{ 2 BöLüM }

35.4K 1K 116
                                    

Merhabalar. Oylar ve yorumlar için ne kadar teşekkür etsek az. Cidden yorum görünce hemen merakla bakıyorum. Aslında bu hikayeyi gec yayımlıycaktık ama işte ben depresyona girdim. Yorum görmezsem deliriyorum. O yüzden hemen yayımladık.

Umarım bu bölümüde seversiniz.

Keyifli okumalar...

Zümrüt çiyanı komşu konağın, babamın en yakın arkadaşının kızı. O kızla büyüdüm ama çok kötü bir kızdı. Hatta benden büyük 24 yaşında. Benim Baran'la evleneceğimi duyduğunda benimle kavga etmişti, çünki Baran'ı seviyordu. Böyle şanssızlık mı olur?!

"Baba, ana başka kız mı yoktu? Babamın en yakın arkadaşının kızı o." dedim. Yılmaz ağa yelloz kaynanam Dilan'a baktı. "Bunu biliyor muydun?" dedi sinirle. "Kızların hepsini küçük yaşta evlendiriyorlar ağam. Bize lâyık başka bir kız bulamadım. Ayrıca çok iyi kızdır." dedi yelloz.

Derin bir nefes aldım. "Ana iki aileyi düşman etme." dedim yalvaran gözlerle ona bakarak. Ama kadında ki inat değil mi işte "Bana bak gelin. İki ailenin düşman olmasını düşüneceğine bu zamana kadar bize torun verseydin!" diye beni tehdit etmeye başladı.

Yılmaz ağa "Sakin ol kadın. Sofra kenarında kavga istemem!" dedi sinirle. Baran'a baktığımda sinirle anasına baktığını gördüm. Babası olmasa parçalar bu karıyı. Bende parçalardım normalde. Tam da dövülecek karı.

Ya aklım yine o yılana gitti. Evlenmemiş beklemiş sanki. Of cidden sinirlerim çok bozuldu ya. "Yarın gidip kızı isteyelim ağam." dedi. Ağzı durmiycak bunun ya. Daye neredesin? Sen gittiğinden beri bunun dili uzadı.

Akşam yemeği bitince ev ahalisi salona toplandı. Bende teyzelerle sofrayı topladım, yaptığım kurabiyeler ve kahveleri salona götürdüm.

Herkes sessizleşmişti bir anda. Beni burda istemediklerini anlayınca çıktım, Baran'da arkamdan çıkmıştı. Yanağımdan makas alıp "Bir tabak kurabiye ve çay getir bana." dedi ve gülümseyerek yukarı çıktı. Bende hızla mutfağa girip tabağa kurabiyeleri doldurdum. Çayı da bardağa doldurdum. Tepsiye koyup ,yukarı çıkmaya başladım. Gündüz de odasına giderken "Yenge dur!" diyerek beni durdurdu ve kurabiyelerden bir kaçını eline aldı.

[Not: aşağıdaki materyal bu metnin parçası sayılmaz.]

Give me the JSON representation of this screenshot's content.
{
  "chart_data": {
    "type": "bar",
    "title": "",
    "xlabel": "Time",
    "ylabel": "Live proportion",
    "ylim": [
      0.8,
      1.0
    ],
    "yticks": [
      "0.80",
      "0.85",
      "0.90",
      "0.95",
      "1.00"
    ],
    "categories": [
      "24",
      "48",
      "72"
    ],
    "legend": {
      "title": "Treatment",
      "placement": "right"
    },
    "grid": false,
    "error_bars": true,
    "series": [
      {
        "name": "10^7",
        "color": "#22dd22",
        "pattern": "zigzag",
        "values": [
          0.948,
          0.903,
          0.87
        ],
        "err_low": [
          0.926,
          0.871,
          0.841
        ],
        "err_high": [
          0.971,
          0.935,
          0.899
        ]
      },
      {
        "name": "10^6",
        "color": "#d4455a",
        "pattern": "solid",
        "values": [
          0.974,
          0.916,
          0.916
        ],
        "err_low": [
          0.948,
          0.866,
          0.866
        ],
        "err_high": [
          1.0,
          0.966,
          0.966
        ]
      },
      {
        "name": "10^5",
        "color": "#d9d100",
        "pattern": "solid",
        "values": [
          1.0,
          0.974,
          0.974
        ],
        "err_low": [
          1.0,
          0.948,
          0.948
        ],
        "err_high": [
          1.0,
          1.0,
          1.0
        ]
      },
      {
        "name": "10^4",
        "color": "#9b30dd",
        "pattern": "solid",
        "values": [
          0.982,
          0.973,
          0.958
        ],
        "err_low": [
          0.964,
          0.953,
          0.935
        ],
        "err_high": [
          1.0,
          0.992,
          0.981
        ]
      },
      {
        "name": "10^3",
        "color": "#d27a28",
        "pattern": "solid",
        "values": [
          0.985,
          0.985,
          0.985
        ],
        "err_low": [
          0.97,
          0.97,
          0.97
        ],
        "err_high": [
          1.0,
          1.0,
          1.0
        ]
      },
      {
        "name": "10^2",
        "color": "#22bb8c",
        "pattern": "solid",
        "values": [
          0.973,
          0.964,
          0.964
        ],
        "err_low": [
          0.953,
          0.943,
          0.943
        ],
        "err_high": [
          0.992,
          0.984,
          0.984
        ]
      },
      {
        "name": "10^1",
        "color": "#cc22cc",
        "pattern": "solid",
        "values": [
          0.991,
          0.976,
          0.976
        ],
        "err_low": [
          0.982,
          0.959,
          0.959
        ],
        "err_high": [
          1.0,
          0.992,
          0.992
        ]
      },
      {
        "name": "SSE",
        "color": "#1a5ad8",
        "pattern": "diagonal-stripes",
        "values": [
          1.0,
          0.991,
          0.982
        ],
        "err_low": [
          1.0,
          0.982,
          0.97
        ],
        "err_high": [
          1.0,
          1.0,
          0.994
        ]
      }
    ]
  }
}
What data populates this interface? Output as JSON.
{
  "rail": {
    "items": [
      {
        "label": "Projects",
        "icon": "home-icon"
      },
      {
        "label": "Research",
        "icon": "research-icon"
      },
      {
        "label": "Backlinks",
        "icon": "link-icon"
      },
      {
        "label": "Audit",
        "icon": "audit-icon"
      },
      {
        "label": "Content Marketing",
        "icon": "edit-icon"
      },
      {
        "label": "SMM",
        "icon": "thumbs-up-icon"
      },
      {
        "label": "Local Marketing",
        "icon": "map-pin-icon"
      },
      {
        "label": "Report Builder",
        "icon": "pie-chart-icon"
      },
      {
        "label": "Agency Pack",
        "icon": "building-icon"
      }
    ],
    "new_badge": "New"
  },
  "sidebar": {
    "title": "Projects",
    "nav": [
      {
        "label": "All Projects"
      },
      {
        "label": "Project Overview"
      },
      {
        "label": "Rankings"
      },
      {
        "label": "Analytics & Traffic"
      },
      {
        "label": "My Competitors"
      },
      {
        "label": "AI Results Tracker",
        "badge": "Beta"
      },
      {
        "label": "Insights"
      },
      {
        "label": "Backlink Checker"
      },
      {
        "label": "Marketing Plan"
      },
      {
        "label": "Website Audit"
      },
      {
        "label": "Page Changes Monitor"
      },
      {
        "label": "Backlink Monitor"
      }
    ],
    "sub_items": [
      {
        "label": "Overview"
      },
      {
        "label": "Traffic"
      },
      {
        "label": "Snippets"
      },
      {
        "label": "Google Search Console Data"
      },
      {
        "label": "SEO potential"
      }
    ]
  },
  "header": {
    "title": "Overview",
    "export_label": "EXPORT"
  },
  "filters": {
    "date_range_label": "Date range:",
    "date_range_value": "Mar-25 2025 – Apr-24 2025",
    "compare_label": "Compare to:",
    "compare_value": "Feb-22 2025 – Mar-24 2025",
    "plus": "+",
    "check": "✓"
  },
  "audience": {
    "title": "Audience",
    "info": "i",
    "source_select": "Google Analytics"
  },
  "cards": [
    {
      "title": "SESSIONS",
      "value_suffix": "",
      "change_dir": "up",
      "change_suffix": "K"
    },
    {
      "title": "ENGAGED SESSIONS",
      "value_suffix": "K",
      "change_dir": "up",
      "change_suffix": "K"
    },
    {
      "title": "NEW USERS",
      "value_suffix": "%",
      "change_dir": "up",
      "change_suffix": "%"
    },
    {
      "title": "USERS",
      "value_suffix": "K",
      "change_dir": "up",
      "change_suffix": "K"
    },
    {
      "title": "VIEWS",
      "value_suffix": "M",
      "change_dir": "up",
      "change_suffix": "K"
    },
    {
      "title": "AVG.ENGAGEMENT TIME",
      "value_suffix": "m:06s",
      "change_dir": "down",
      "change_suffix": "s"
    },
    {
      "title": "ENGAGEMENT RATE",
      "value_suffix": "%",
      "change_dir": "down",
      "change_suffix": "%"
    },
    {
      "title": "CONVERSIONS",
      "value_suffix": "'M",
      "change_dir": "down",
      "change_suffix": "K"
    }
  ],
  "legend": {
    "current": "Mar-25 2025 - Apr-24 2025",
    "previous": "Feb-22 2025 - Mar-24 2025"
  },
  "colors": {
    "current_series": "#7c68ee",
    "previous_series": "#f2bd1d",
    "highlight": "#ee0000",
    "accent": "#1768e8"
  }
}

"Abi kocama onlar!" dedim sahte sinirle. "Bayılıyorum bunlara! Ben odamdayım." diyip koşar adımlarla bir kat daha yukarı çıktı. Ah şu evin erkekleri. Hele ikizler gelsin bir. Onlarla çok iyi arkadaş olmuştum. Benimle aynı yaştalar. Üniversiteye yeni girdiler ve yurt dışında okuyorlar. Tatile bir hafta falan kaldı. Gelecekler inşallah.

Kapıyı açıp odama girdim. Baran televizyon izliyordu. Odamızı modern döşedi. Bu evin hiç bir odası böyle değil. Televizyon, falan her şey var. Ahşap rengi oda. Beyaz sahne perdeler, büyük kanepe. Kanepenin önünde yuvarlak masa ve küçük koltuklar. Soyunma odası, büyük yatak ve banyo. Babamın evinde bile böyle odam yoktu. Gerçekten çok şanslıyım.

Kurabiyeleri ve çayları masaya bıraktım. Koltuğa oturup derin bir nefes aldım. Söylesem mi? Söylemesem mi? Diye düşündüm. Ah boşver ya bana ne! Kurabiye alıp yemeye başladım ve televizyona döndüm.

Baran'ın telefonuna arama geldiğinde, ayağa kalkıp şarjdan çıkardım ve ona götürürken ekrana baktım. "Gülnaz arıyor." dedim. Telefonu alıp kulağına koydu ve konuşmaya başladı.

"Ne istiyorsun?" dedi sinirle. Bu arada Gülnaz, Baran'ın metresi. Benim yanımda konuşmaktan çekinmez. Zaten biliyorum o kadını.

"Bu seni ilgilendirmez Gülnaz!" dedi ve telefonu kapattı. Telefonu alıp yeniden yatağın yanında ki şarja taktım.